Image Credit: Wikimedia Commons

L. Frank Baum, the author of the beloved children's tale Wizard of Oz, used the term in an 1890 editorial in a South Dakota newspaper. Baum's connotations are clear.

"With his fall the nobility of the Redskin is extinguished, and what few are left are a pack of whining curs who lick the hand that smites them," Baum writes. "The Whites, by law of conquest, by justice of civilization, are masters of the American continent, and the best safety of the frontier settlements will be secured by the total annihilation of the few remaining Indians. Why not annihilation?

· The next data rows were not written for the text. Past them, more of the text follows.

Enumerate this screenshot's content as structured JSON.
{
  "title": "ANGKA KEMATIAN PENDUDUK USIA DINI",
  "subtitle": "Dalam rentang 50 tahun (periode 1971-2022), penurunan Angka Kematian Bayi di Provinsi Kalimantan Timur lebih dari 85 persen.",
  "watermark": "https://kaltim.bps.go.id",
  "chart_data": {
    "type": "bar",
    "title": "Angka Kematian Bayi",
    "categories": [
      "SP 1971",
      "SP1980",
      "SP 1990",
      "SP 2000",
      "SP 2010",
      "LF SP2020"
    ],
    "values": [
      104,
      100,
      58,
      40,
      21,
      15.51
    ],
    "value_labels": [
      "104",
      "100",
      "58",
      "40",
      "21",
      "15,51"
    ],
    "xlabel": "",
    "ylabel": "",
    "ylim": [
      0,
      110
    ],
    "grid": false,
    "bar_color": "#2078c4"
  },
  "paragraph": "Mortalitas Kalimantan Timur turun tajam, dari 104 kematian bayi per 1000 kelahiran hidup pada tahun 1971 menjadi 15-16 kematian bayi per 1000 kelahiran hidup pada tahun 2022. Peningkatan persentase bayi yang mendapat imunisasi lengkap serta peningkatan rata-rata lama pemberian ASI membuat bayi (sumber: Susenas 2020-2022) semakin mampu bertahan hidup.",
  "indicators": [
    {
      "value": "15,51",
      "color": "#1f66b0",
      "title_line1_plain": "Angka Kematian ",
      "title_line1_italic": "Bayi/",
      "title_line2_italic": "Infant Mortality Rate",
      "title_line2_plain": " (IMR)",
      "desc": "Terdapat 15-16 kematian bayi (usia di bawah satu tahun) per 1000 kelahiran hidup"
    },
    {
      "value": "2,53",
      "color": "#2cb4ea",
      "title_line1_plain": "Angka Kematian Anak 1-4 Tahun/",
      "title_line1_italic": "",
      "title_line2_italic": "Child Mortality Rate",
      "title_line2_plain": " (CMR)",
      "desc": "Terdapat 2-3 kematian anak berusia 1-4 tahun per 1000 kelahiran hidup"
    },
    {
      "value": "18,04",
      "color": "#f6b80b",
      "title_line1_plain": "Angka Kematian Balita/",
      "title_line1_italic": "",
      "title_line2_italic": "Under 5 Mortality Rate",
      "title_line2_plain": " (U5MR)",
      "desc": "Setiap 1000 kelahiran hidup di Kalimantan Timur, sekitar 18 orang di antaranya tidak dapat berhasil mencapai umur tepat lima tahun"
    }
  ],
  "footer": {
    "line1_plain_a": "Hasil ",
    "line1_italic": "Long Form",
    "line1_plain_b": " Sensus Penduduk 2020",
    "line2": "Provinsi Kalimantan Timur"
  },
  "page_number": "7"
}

Their glory has fled, their spirit broken, their manhood effaced; better that they die than live the miserable wretches that they are."

The year this was printed was also the year of the Wounded Knee Massacre, during which 300 Sioux men, women and children were killed by soldiers from the U.S. 7th Cavalry, and their bodies were thrown into a mass grave.

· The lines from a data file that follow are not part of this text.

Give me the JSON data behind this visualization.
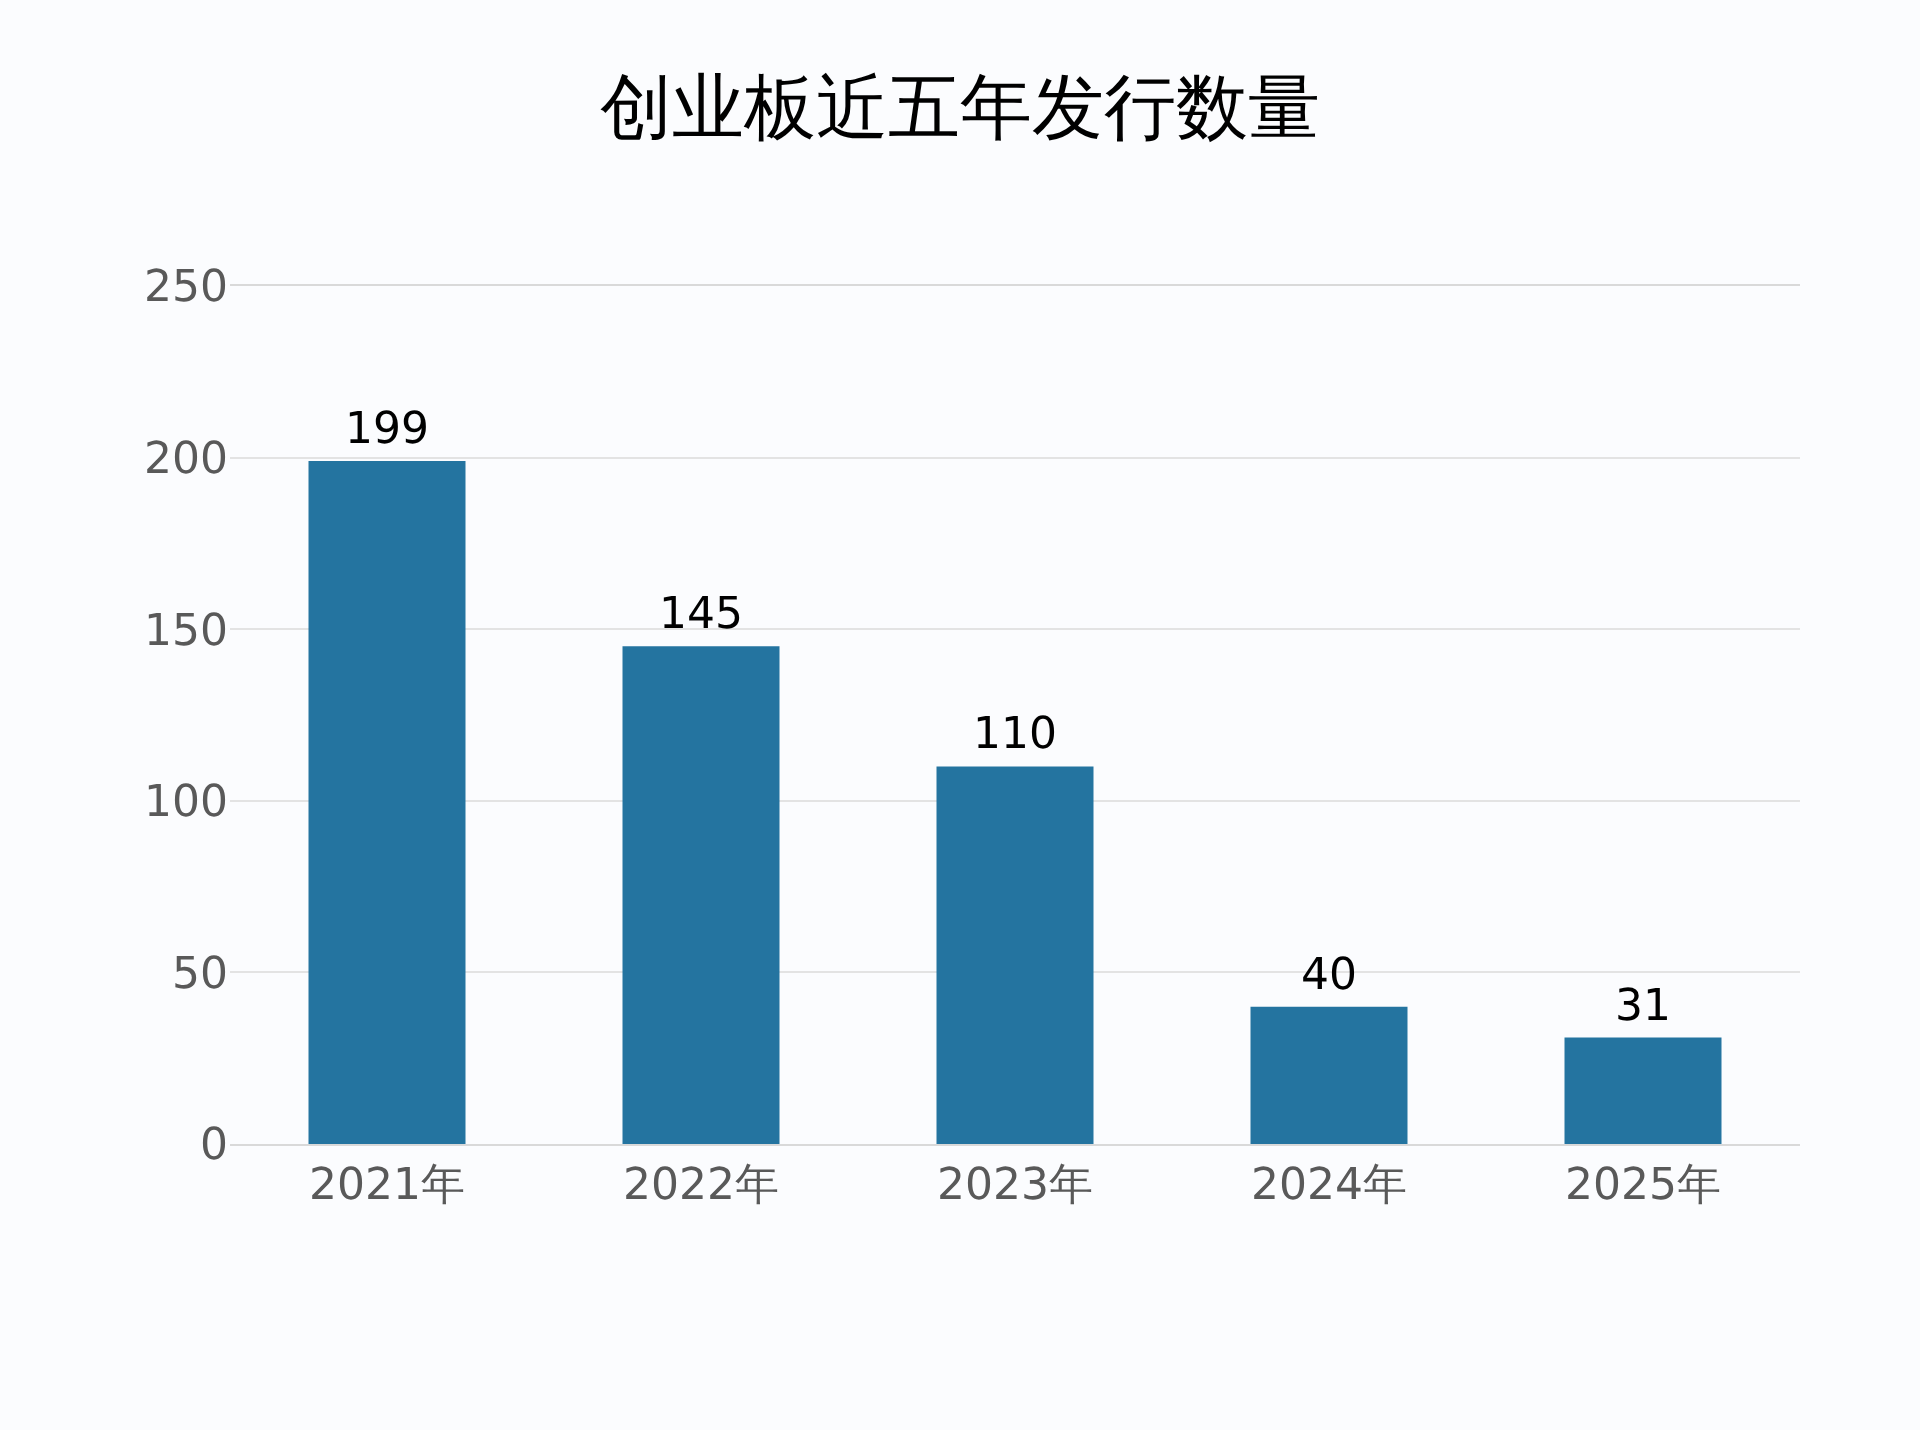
{
  "chart_data": {
    "type": "bar",
    "title": "创业板近五年发行数量",
    "categories": [
      "2021年",
      "2022年",
      "2023年",
      "2024年",
      "2025年"
    ],
    "values": [
      199,
      145,
      110,
      40,
      31
    ],
    "color": "#2474a0",
    "ylim": [
      0,
      250
    ],
    "yticks": [
      0,
      50,
      100,
      150,
      200,
      250
    ],
    "grid": "y",
    "data_labels": true
  }
}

Image Credit: Wikimedia Commons

Here's a harrowing headline from an article published in the Los Angeles Herald seven years after Baum's story and the bloody massacre at Wounded Knee:

"Value of an Indian Scalp." The sub-headline of the article reads: "Minnesota paid its pioneers a bounty for every redskin killed."

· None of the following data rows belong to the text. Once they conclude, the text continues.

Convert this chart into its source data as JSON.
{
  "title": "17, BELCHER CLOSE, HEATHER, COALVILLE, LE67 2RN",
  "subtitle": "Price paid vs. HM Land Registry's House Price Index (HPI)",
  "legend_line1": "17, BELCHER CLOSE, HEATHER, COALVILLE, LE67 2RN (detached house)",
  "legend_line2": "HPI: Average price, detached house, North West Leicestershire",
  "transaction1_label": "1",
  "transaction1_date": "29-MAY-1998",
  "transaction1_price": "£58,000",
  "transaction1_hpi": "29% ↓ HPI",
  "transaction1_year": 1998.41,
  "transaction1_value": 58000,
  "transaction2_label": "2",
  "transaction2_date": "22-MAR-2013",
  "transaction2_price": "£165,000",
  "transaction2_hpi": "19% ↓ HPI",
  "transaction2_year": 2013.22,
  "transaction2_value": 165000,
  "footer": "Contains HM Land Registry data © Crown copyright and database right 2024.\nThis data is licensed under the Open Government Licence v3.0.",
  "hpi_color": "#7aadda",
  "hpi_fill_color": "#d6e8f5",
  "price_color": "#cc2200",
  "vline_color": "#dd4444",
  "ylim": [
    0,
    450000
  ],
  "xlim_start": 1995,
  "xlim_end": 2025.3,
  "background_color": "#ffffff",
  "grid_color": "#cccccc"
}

"It is not generally known in latter day Minnesota history that the state treasury once paid out cash as bounties for Sioux Indian scalps, just as this and many other states are now paying for wolf scalps," the article begins, before launching into a narrative in which Sioux are repeatedly referred to as "scalps" instead of humans.

Image Credit: Wikimedia

In the following excerpt from the 1905 novel Redskins and Colonists, one of the characters is afraid that the Apache or Navajo will eat the white character of Polly, or will be forced to marry a "redskin chief." The message here is clear enough that all audiences can understand: Native Americans are violent redskin savages whose aim is to harm white people — and white women, in particular. 

The message is equally transparent in this early 20th century Tom and Jerry flick, which portrays Native Americans as half-naked, murderous caricatures in feathered headdresses.

From these sources, it's clear that despite what Snyder — or anyone else — might argue, "redskin" has for many years been a loaded term historically used to denigrate and dehumanize Native Americans. A history of the term is also a history of the effort throughout modern American history to systematically discriminated and treat Native Americans as inferior. No if's, and's or "honor" about it. Sorry, Mr. Snyder.

Still unsure? Just ask Deal.

"I had someone call me a redskin with hate on their tongue, using that as a word of disdain," Deal told PolicyMic. "You can say it's racist in general terms, but when you hear that word with hate, it's an exponentially uglier word."

And this is precisely why many indigenous activist groups, including Eradicating Offensive Native Mascotry, have organized to put pressure on Snyder and the NFL to change the Washington Redskins' name.

Image Credit: Flickr/Confrontational Media 

So, how is Snyder's embrace of the word "redskin" any different from Sterling demanding his girlfriend not take pictures with black men? Why hasn't the NFL stepped up just like the NBA? For too many years leagues have tolerated the use of slurs. One has to wonder, how much do they really know about the name they so proudly wear?